The Consolidated Entity acquired a call option on 19 June 1998 in relation to the purchase of the Oobagooma Uranium Project and, in turn, granted a put option to the original holder of the project. Both the call and put options have an exercise price of A$0.75M (US$0.6M) (2009:A$0.75M (US$0.6M)) and are subject to the Department of Minerals & Energy granting tenements comprising two exploration licence applications. The A$0.75M is payable by the Consolidated Entity within 10 business days of the later of the grant of the tenements or the exercise of either the call or put option. The options will expire three months after the date the tenements are granted.

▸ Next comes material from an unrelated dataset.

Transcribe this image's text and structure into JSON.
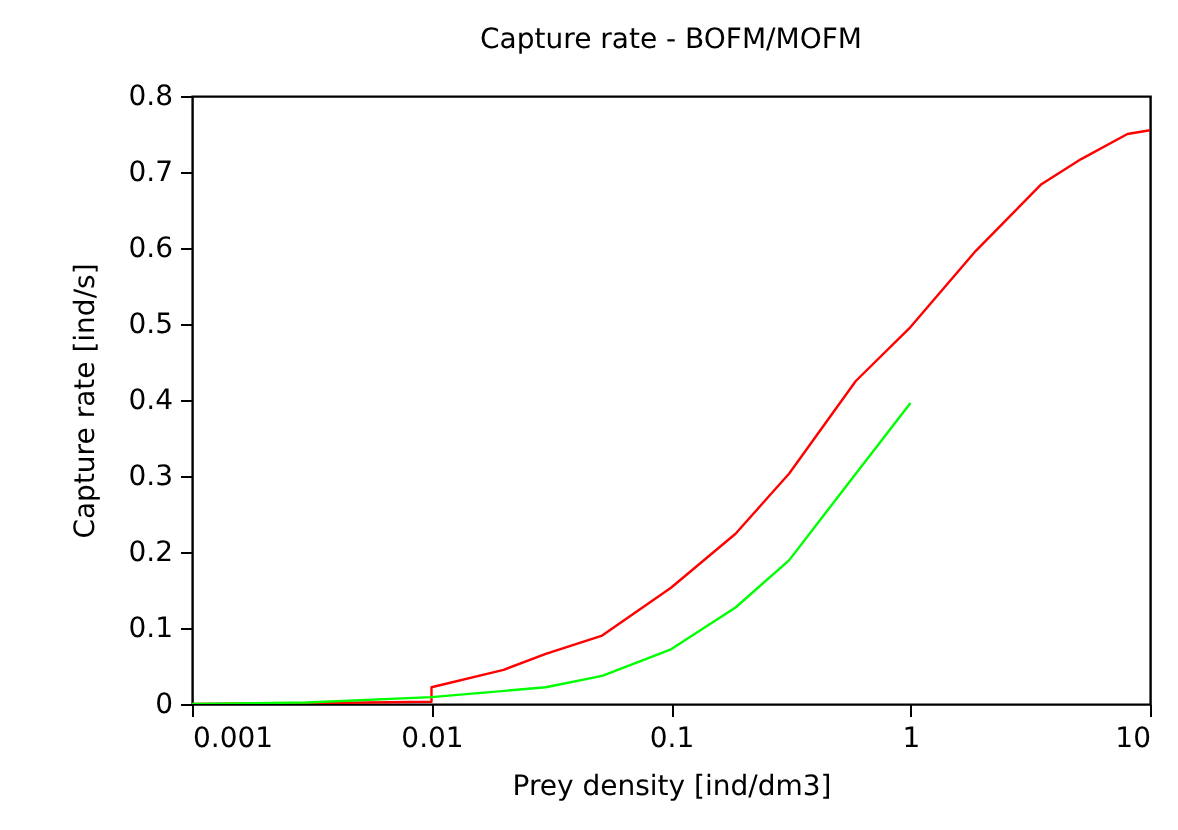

In relation to the Manyingee Uranium Project, the re-negotiated acquisition terms provide for a payment of A$0.75M (US$0.6M) (2009:A$0.75M (US$0.6M)) by the Consolidated Entity to the vendors when all project development approvals are obtained.

(e) Bank guarantees

As at 30 June 2010 the Group and Parent have outstanding US$731,144 (A$853,801) (2009: US$87,051 / A$108,201) as a current guarantee provided by a bank for the corporate office lease and a US$30,828 (A$36,000) (2009: Nil) guarantee for tenements.

(f) Legal actions

Mount Isa Uranium Joint Venture

On 3 August 2007 the Company’s wholly owned subsidiary, Mt Isa Uranium Pty Ltd (MIU) entered into a settlement agreement with respect to proceedings which had been commenced by SRA (which had, by the time of the settlement, become ultimately 82.0% owned by the Company) against MIU and the unrelated entity, Resolute Pty Ltd (Summit Proceedings). The Summit Proceedings related to alleged breaches of confidentiality provisions in the Mount Isa Uranium Project joint venture agreement. If successful in the Summit Proceedings, SRA would have been entitled to the transfer of MIU’s 50% interest in the Mount Isa Uranium Project joint venture for 85% of its market value.

Areva NC (Australia) Pty Ltd (Areva), being a 10.01% shareholder of the parent company of SRA subsequently applied to the Supreme Court of Western Australia for, relevantly, orders under Section 237 of the Corporations Act 2001, to be granted leave to intervene in and effectively re-open the Summit Proceedings, notwithstanding the settlement (Areva intervention proceedings). The trial of the Areva intervention proceedings was heard over the period from 18 May 2009 to 3 June 2009 and the Court reserved its decision.

In any event, even if the Summit Proceedings are re-opened as a consequence of the Areva intervention proceedings, the Company has always remained confident that the Summit Proceedings could be successfully defended. Further, the Company has the benefit of an indemnity from Resolute Mining Ltd (the parent of Resolute Pty Ltd) and an ultimate 82% interest in SRA. As a consequence, a change in the ownership of the 50% interest in the Mount Isa Uranium joint venture from MIU to SRA would not be of significance to the Company.

On 3 December 2009, Paladin announced that MIU had entered into a conditional agreement with (amongst others) Areva, Resolute Limited and Summit Resources Limited (Settlement Agreement).

The Settlement Agreement relates to the Areva intervention proceedings and is conditional upon the Honourable Chief Justice making orders in the form sought by the parties.

Paladin will make a further announcement to the market once it becomes known whether the Honourable Chief Justice will make the orders sought by the parties. There is no guarantee that such orders will be made, or made in the form sought by the parties.

The Company has recognised a provision for the expected litigation settlement amount.